Di catetan itu ada tulisanku yang sedang marah banget dan ada sedikit omongan yang sekebun binatang aku sebutin (sory, emosi anak labil dahulu). Eh pulang-pulang
aku lihat, dapet komen dari temenku “jangan kayak gitu kalau ngomong, yang
baik” dzzzng. Rasanya badan di deras Es batu. Beku. Itu rahasia men, eyalah
malah diintipin. Ya sudahlah.
Dari
menulis itu, aku lama-lama mendapati cerita, bahwa dulu Ayahku juga hobi banget
nulis-nulis. Pernah juga beberapa tulisannya dimuat dalam koran. Suka ngumpulin
berita-berita dari majalah gitu ditempel dibuku gede, dibukukuan sendiri sampai
tebal dan disusun rapih banget. Aku jadi salut. Terbesit keinginanku saat kelas
tiga SMP ingin menjadi penulis. Saat dibangku SMP juga aku sempat dijadikan
ketua mading. Padahal, aku entahlah bisa dibilang belum ada apa-apanya
dibanding semua. Ya, aku ambil aja positifnya. Aku diberi kepercayaan, tapi
disana aku tidak bisa harus meng-handle sendiri, jadi bisa dibilang aku bukan
ketua. Belum punya jiwa pemimpin sama sekali (sampai sekarang juga tidak punya jiwa itu) Soalnya aku dulu sok nge-punk, jiwa
tengik banget, jujur deh ini. kurang bisa anteng.
Sederetan
cita-cita penulis menyeruak semakin besar. Saat SMP aku sudah membaca beberapa
novel teenlit yang dibeli tanteku, termasuk Dealova dan karya-karya Agnes
Jessica (yang hampir udah aku baca semua kayaknya). Menuju SMA aku juga masih
sering membaca novel. Waktu duduk dikelas dua SMA, penjurusan kelas aku memilih
Bahasa. Kenapa? Yang pasti I Hate Numeral and all about Mathematic. Kenapa nggak IPS aja? Yakali masih ada Ekonomi
sama geografi. Yang pasti sih ya karena, itu tadi. Aku suka nulis, jadi aku
pikir disana akan lebih banyak ulasan tentang menulis. Teman sebangku aku juga
suka nulis.

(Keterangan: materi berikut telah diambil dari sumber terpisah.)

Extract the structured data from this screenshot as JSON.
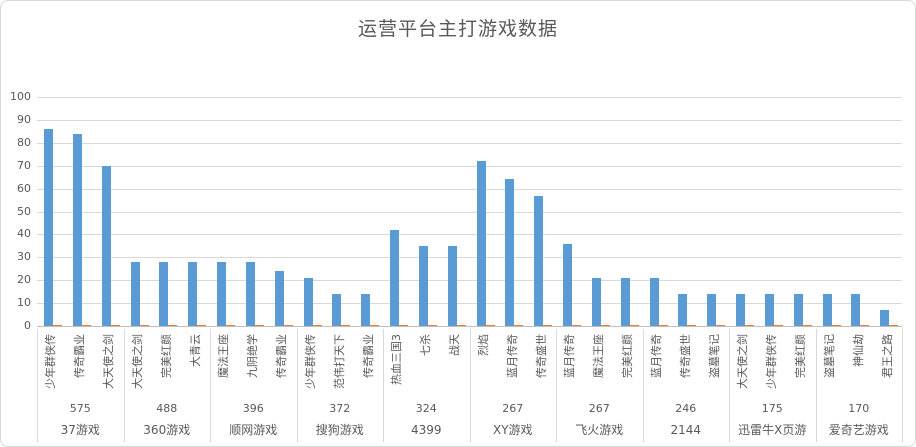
{
  "title": "运营平台主打游戏数据",
  "chart_data": {
    "type": "bar",
    "title": "运营平台主打游戏数据",
    "ylabel": "",
    "xlabel": "",
    "ylim": [
      0,
      100
    ],
    "yticks": [
      0,
      10,
      20,
      30,
      40,
      50,
      60,
      70,
      80,
      90,
      100
    ],
    "grid": true,
    "legend": "none",
    "bar_color": "#5b9bd5",
    "secondary_color": "#ed7d31",
    "secondary_series_value": 0.5,
    "groups": [
      {
        "platform": "37游戏",
        "total": "575",
        "games": [
          {
            "name": "少年群侠传",
            "value": 86
          },
          {
            "name": "传奇霸业",
            "value": 84
          },
          {
            "name": "大天使之剑",
            "value": 70
          }
        ]
      },
      {
        "platform": "360游戏",
        "total": "488",
        "games": [
          {
            "name": "大天使之剑",
            "value": 28
          },
          {
            "name": "完美红颜",
            "value": 28
          },
          {
            "name": "大青云",
            "value": 28
          }
        ]
      },
      {
        "platform": "顺网游戏",
        "total": "396",
        "games": [
          {
            "name": "魔法王座",
            "value": 28
          },
          {
            "name": "九阴绝学",
            "value": 28
          },
          {
            "name": "传奇霸业",
            "value": 24
          }
        ]
      },
      {
        "platform": "搜狗游戏",
        "total": "372",
        "games": [
          {
            "name": "少年群侠传",
            "value": 21
          },
          {
            "name": "范伟打天下",
            "value": 14
          },
          {
            "name": "传奇霸业",
            "value": 14
          }
        ]
      },
      {
        "platform": "4399",
        "total": "324",
        "games": [
          {
            "name": "热血三国3",
            "value": 42
          },
          {
            "name": "七杀",
            "value": 35
          },
          {
            "name": "战天",
            "value": 35
          }
        ]
      },
      {
        "platform": "XY游戏",
        "total": "267",
        "games": [
          {
            "name": "烈焰",
            "value": 72
          },
          {
            "name": "蓝月传奇",
            "value": 64
          },
          {
            "name": "传奇盛世",
            "value": 57
          }
        ]
      },
      {
        "platform": "飞火游戏",
        "total": "267",
        "games": [
          {
            "name": "蓝月传奇",
            "value": 36
          },
          {
            "name": "魔法王座",
            "value": 21
          },
          {
            "name": "完美红颜",
            "value": 21
          }
        ]
      },
      {
        "platform": "2144",
        "total": "246",
        "games": [
          {
            "name": "蓝月传奇",
            "value": 21
          },
          {
            "name": "传奇盛世",
            "value": 14
          },
          {
            "name": "盗墓笔记",
            "value": 14
          }
        ]
      },
      {
        "platform": "迅雷牛X页游",
        "total": "175",
        "games": [
          {
            "name": "大天使之剑",
            "value": 14
          },
          {
            "name": "少年群侠传",
            "value": 14
          },
          {
            "name": "完美红颜",
            "value": 14
          }
        ]
      },
      {
        "platform": "爱奇艺游戏",
        "total": "170",
        "games": [
          {
            "name": "盗墓笔记",
            "value": 14
          },
          {
            "name": "神仙劫",
            "value": 14
          },
          {
            "name": "君王之路",
            "value": 7
          }
        ]
      }
    ]
  }
}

Dimana saat pelajaran sastra dia yang lebih domain menjawab
pertanyaan dari guru.
Sedikit
banyak aku selalu beradu tulisan sama dia, walau bisa dikatakan tulisanku jauh
banget sama dia, yang terlihat rapih menggunakan kata baku. Jiwaku yang novelis
wannabe tidak berhenti, dan masih menggebu-nggebu. Jadi, masa bodoh mau tulisanku
jelek, So what?! Namun aku masih mikir keras kalau tulisanku masih kategori
Nol, aku lebih bisa mengarang puisi dengan bebas dan mengalur begitu saja.
Untuk menulis cerpen, khayalan dan kata-kataku masih sangat rendah. Khayalanku
hanya diposisi itu-itu saja.
Sampai
suatu saat aku mencoba menulis novel. Dalam satu minggu, aku bisa menyelesaikan
38 halaman. Tapi sampai ditengah jalan, semua itu ZONK abadi. Sakak mat bro!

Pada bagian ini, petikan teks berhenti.